Dans un premier temps, les médias audiovisuels ont salué «l’accord historique» rendant «le monde plus sûr». Et puis, on a pris un peu de recul en prenant en compte les méfiances des pays du Golfe et la position très critique d’Israël.
Un accord gagnant-gagnant ou un accord plutôt favorable à l’Iran, la presse est partagée. Ce qui est sûr, c’est que, de Damas à Téhéran, la pression occidentale sur l’arc chiite s’est relâchée au niveau des menaces militaires comme des sanctions économiques. Ce nouvel accord, même provisoire et sous surveillance, conforte le retour de la Russie sur la scène internationale encore renforcée par le rapprochement de l’Ukraine qui a rompu ses négociations avec l’Union européenne.
Une chose prouve que la signature est plutôt favorable à Téhéran. C’est que l’accord a été mis en ligne par la Russie et l’Iran, comme le constate le journal économique français «Les Echos». Le journal analyse: «L’accord desserre l’étau de certaines de ces sanctions en échange d’une révision à la baisse de son programme nucléaire par l’Iran, qui se soumettra à des inspections internationales plus poussées pendant six mois, alors qu’une »solution complète » sera négociée».
Voici le résumé du quotidien Le Monde: «La Maison Blanche a annoncé que l’accord prévoit que l’Iran arrête d’enrichir l’uranium au-dessus de 5% et d’installer de nouvelles centrifugeuses. En échange, les grandes puissances, qui rassemblent les membres permanents du Conseil de sécurité et l’Allemagne, n’imposeront pas au cours des six prochains mois de nouvelles sanctions à l’Iran, qui promet aussi de neutraliser ses stocks d’uranium enrichi à 20%. Washington, dont les propos corroborent les déclarations des responsables américains à Genève, ajoute que l’Iran s’engage à stopper son projet de réacteur à eau lourde d’Arak, ce que la France exigeait».
L’International New York times estime qu’«Obama ouvre de nouvelles portes, fenêtres et opportunités pour le Moyen-Orient».

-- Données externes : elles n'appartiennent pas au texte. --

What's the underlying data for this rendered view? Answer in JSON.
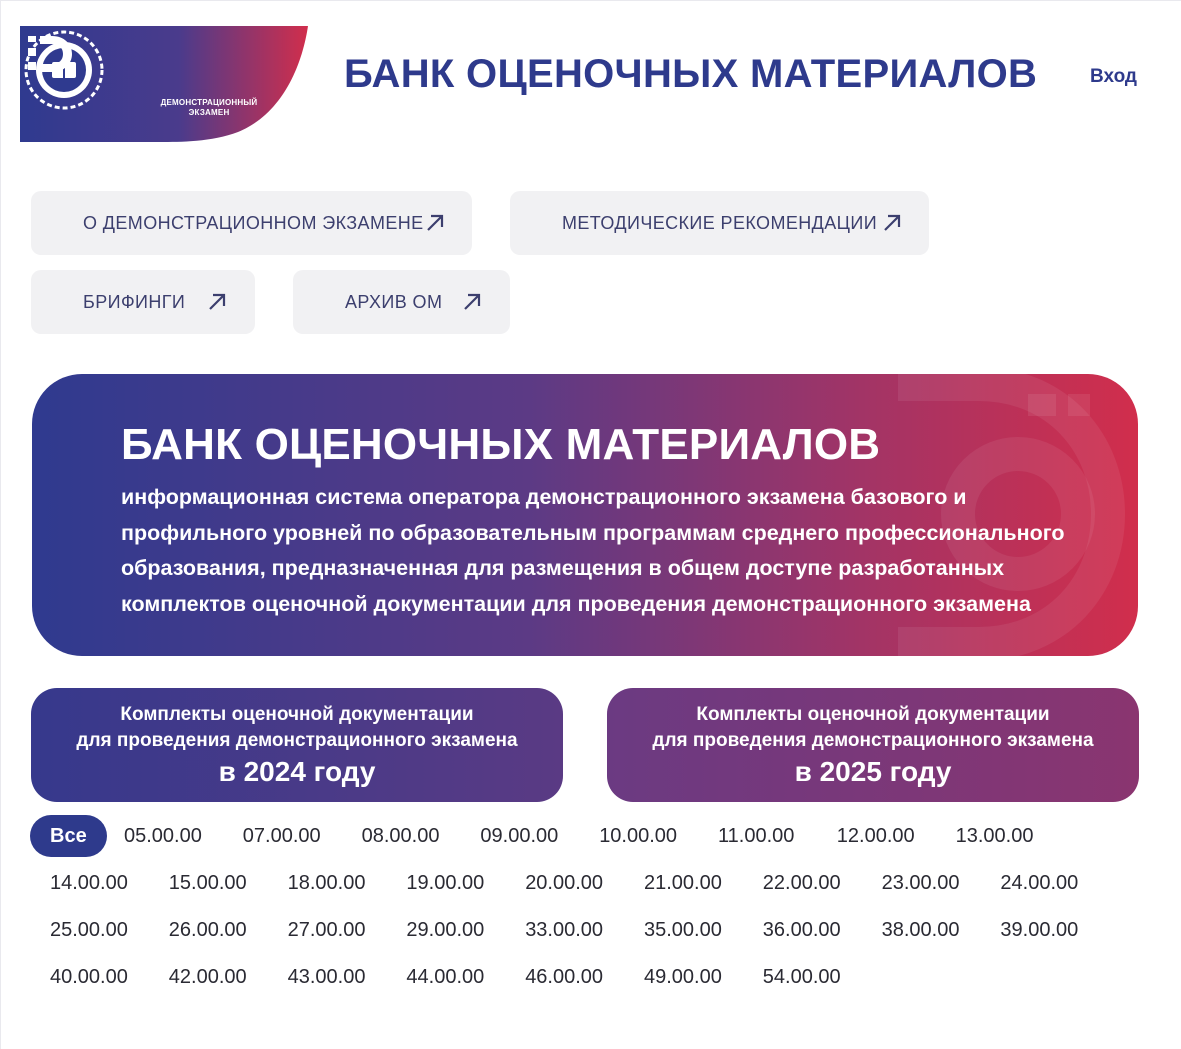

Le Teheran Times crie de son côté victoire diplomatique. «S’exprimant devant les journalistes, à l’issue de négociations marathon, M. Zarif a ajouté que l’accord contient une »référence claire selon laquelle l’enrichissement va continuer » en Iran; une question qui a été considérée longtemps comme la principale pierre d’achoppement des négociations. »Nous estimons que c’est notre droit », a ajouté le ministre iranien, qui a été applaudi à son entrée dans la salle de presse par les nombreux journalistes iraniens venus à Genève pour ces négociations».
«Notre objectif a été de résoudre cette question nucléaire», car c’était «un problème qui n’était pas nécessaire», a poursuivi le journal. «Le droit à la technologie nucléaire est un droit inaliénable», a encore indiqué le ministre en ajoutant que le «combat que nous avons mené depuis plusieurs années avait pour but que la communauté internationale reconnaisse» que l’Iran exerce ce droit. «Nous pensons que cet accord et le plan d’action» signifient que «le programme nucléaire iranien va continuer», a-t-il conclu.
La quasi-totalité des journaux iraniens a salué lundi (25 novembre), constate la Tribune de Genève, l’accord nucléaire avec les grandes puissances en mettant l’accent sur le succès personnel du chef de la diplomatie iranienne, Mohammad Javad Zarif. Plusieurs titres conservateurs jugent toutefois les Etats-Unis comme n’étant pas «dignes de confiance».
Le quotidien Libération, lui, met en avant l’amertume d’Israël. «Israël a laissé éclater son amertume, en particulier envers les Etats-Unis, qualifiant d’ »erreur historique » l’accord sur le nucléaire iranien conclu à Genève, qui rend »le monde plus dangereux », selon le Premier ministre Benjamin Netanyahu. Israël a de nouveau agité la menace d’une opération militaire contre l’Iran, à laquelle la plupart des commentateurs ne croient néanmoins pas dans l’immédiat».
Trita Parsi, président du «Conseil national irano-américain», cité par l’Orient Le Jour, a remarqué que cet accord a été obtenu parce que les deux parties ont fait des compromis et compris que tout le monde devait gagner quelque chose pour qu’un marché soit possible et durable. La concomitance de plusieurs facteurs, dont l’élection de M. Rohani et les effets de plus en plus sensibles des sanctions en Iran, a ouvert »une fenêtre » pour un accord, selon Joel Rubin (responsable du groupe de réflexion Ploughshares Fund). Les négociations à venir vont toutefois «être un défi à tous les sentiments, les conceptions, les idéologies et les émotions qui se sont cristallisés aux États-Unis, en Occident et en Israël depuis des décennies. Cela va être très, très dur», prévient-il.
Tout le monde, au moins, pourra se mettre d’accord là-dessus.